# what are these and are they worth anything



## drodgers82 (Jun 15, 2011)

i have a few of these just not sure what they are :?: can anyone let me know thanks


----------



## Militoy (Jun 16, 2011)

Look up Cypress Semiconductor RAM 9 (90 nm) QDRII/DDRII S-RAM memory.


----------



## macfixer01 (Jun 16, 2011)

Militoy said:


> Look up Cypress Semiconductor RAM 9 (90 nm) QDRII/DDRII S-RAM memory.

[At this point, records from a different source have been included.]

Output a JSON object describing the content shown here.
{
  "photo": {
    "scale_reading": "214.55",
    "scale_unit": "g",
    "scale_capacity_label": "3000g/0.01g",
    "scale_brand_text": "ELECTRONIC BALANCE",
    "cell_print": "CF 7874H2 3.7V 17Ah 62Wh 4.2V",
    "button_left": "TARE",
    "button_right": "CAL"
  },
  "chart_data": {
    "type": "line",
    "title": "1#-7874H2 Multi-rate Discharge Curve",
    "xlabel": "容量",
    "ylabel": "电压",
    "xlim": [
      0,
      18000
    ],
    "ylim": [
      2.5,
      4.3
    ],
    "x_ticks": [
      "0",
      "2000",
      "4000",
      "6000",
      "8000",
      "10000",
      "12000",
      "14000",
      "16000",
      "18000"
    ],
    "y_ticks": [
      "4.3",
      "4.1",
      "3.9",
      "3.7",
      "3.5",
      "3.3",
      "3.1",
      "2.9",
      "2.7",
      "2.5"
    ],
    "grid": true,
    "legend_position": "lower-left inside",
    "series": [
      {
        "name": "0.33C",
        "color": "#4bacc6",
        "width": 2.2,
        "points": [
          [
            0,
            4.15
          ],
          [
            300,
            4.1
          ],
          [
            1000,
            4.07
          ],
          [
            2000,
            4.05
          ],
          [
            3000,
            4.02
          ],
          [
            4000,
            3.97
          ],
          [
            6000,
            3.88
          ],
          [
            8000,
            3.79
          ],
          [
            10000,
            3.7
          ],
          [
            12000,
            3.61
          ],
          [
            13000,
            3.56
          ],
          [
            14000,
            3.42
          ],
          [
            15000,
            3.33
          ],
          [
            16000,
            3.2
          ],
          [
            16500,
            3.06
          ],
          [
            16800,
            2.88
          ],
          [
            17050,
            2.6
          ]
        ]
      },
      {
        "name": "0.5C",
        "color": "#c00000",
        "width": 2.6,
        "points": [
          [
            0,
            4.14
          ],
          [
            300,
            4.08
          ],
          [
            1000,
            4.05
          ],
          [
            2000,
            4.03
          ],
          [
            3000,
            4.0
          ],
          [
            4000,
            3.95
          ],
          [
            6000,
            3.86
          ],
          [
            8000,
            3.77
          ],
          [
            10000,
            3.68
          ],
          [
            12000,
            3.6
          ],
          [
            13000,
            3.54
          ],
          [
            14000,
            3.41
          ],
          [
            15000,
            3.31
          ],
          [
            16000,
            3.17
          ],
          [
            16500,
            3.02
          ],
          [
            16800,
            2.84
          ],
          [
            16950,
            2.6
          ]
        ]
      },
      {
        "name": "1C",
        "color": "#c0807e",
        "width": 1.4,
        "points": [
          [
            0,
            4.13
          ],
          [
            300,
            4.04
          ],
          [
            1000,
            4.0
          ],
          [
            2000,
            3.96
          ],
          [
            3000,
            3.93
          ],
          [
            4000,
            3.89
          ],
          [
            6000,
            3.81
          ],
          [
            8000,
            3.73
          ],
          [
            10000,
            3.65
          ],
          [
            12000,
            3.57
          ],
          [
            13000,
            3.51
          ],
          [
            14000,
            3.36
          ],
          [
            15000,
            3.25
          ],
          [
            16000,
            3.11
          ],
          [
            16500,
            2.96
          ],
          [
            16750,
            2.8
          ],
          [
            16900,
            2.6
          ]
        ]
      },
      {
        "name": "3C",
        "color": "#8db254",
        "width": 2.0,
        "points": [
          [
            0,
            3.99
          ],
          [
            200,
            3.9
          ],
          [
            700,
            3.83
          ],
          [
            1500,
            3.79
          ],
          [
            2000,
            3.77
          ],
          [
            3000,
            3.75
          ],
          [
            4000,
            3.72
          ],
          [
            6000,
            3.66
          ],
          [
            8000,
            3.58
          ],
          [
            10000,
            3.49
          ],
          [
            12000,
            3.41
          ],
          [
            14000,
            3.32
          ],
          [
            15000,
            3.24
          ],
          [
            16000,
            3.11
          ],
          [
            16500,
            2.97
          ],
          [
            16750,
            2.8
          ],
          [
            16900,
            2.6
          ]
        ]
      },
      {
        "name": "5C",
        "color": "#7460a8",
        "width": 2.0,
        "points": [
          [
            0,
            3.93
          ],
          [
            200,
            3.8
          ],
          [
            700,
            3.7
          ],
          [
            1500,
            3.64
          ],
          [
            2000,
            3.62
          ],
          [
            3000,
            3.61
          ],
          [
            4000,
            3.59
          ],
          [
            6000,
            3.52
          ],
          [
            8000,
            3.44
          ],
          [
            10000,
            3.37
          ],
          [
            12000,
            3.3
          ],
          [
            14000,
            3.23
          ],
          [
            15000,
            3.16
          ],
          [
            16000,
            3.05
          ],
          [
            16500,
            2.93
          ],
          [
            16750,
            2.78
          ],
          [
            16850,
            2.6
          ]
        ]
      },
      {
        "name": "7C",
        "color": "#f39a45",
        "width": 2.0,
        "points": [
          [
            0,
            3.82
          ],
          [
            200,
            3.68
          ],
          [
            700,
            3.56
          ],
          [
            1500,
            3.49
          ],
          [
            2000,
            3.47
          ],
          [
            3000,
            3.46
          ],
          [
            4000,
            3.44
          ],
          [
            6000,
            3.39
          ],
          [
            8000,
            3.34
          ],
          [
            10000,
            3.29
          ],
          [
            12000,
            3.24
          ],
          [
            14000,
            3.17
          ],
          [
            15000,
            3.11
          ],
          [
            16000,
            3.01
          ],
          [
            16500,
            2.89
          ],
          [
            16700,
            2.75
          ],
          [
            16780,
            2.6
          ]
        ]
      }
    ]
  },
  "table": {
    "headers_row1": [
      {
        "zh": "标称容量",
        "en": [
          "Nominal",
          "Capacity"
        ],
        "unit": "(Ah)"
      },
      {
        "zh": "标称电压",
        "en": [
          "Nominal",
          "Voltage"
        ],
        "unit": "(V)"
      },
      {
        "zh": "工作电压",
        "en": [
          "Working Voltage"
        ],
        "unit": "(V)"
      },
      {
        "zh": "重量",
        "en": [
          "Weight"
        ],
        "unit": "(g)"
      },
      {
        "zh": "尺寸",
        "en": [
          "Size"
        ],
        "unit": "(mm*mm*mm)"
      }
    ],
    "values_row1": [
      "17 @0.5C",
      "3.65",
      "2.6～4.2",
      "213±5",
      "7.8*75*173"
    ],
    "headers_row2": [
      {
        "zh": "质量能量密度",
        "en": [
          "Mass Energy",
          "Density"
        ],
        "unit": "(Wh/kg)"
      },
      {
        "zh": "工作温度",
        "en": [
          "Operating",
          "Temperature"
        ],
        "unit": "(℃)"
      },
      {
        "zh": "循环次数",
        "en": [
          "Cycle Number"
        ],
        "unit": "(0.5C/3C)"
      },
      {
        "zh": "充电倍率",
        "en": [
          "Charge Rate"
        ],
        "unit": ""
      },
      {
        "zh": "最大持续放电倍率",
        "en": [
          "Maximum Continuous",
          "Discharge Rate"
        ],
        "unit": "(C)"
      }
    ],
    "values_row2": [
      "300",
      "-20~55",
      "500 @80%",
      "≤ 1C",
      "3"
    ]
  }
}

Cypress? I kinda doubt that only because they aren't one of the older companies. I've seen chips similar in design to this on an old DEC board once. Actually there is an interesting website I found with pictures of vintage chips and electronics. I was surprised to see how many companies made chips with this unusual white ceramic with holes packaging. If you click the Others link, then some of the different manufacturer links, you'll see that Fairchild, Mostek, LSI, NCR, and TTY are all examples. Btw you can turn off the music at the top-left of the page if you're not into Johnny Cash.

http://www.chiefish.com/


macfixer01


----------



## dtectr (Jun 16, 2011)

these may help?

http://how-to.wikia.com/wiki/How_to_identify_chip_packages

http://info.electronicwerkstatt.de/bereiche/bauteile/ic_logo/


----------



## Chiefish (Jun 16, 2011)

Hi This is my first post here and Im glad I can help , Those are ram chips from a Four Phase Systems computer. Thats the name of the company who made them. They were not around for too long if I remember correctly and are pretty rare to see. I used to have a small batch of them before i sold them not knowing how rare they actually are.
As a mattter of fact let me know if youre going to scrap them and maybe I can give you more than scrap value for them.


----------



## drodgers82 (Jun 16, 2011)

yeah i was interested in selling them what would you say they were worth? im not trying to get over on anyone and would like the same in return i have 5 of them


----------



## goldsilverpro (Jun 16, 2011)

As far as gold is concerned, I would guess about $300/pound, maybe a little more.


----------



## Chiefish (Jun 16, 2011)

I sent you a pm.


----------



## Militoy (Jun 17, 2011)

macfixer01 said:


> Militoy said:
> 
> 
> > Look up Cypress Semiconductor RAM 9 (90 nm) QDRII/DDRII S-RAM memory.
> ...



I guess I didn't trace back the complete trail of the RAM-9 chip - I agree the original manufacturer was very likely Four-Phase. Four-Phase spun off of Fairchild in 69 in an unauthorized spin-off. It was aquired by Motorola in 82. The same year, Cypress Semiconductor spun off of AMD, and the RAM-9 trademark was somehow transferred from Motorola to Cypress after that. Cypress still owns the trademark. Lee Boysel of Four-Phase was a pioneer in MOS memory. The ceramic chips with the mounting hole and slot do appear kind of unusual - I've only seen the package used in Top-Octave Synthesizers and Complex-Voicing Generators.


----------



## macfixer01 (Jun 21, 2011)

Militoy said:


> macfixer01 said:
> 
> 
> > Militoy said:
> ...




Thanks for the info. I did see several references to the RAM-9 name and Cypress when searching but as usual about all that came up were links to sites soliciting buyers of NOS chips.

macfixer01


----------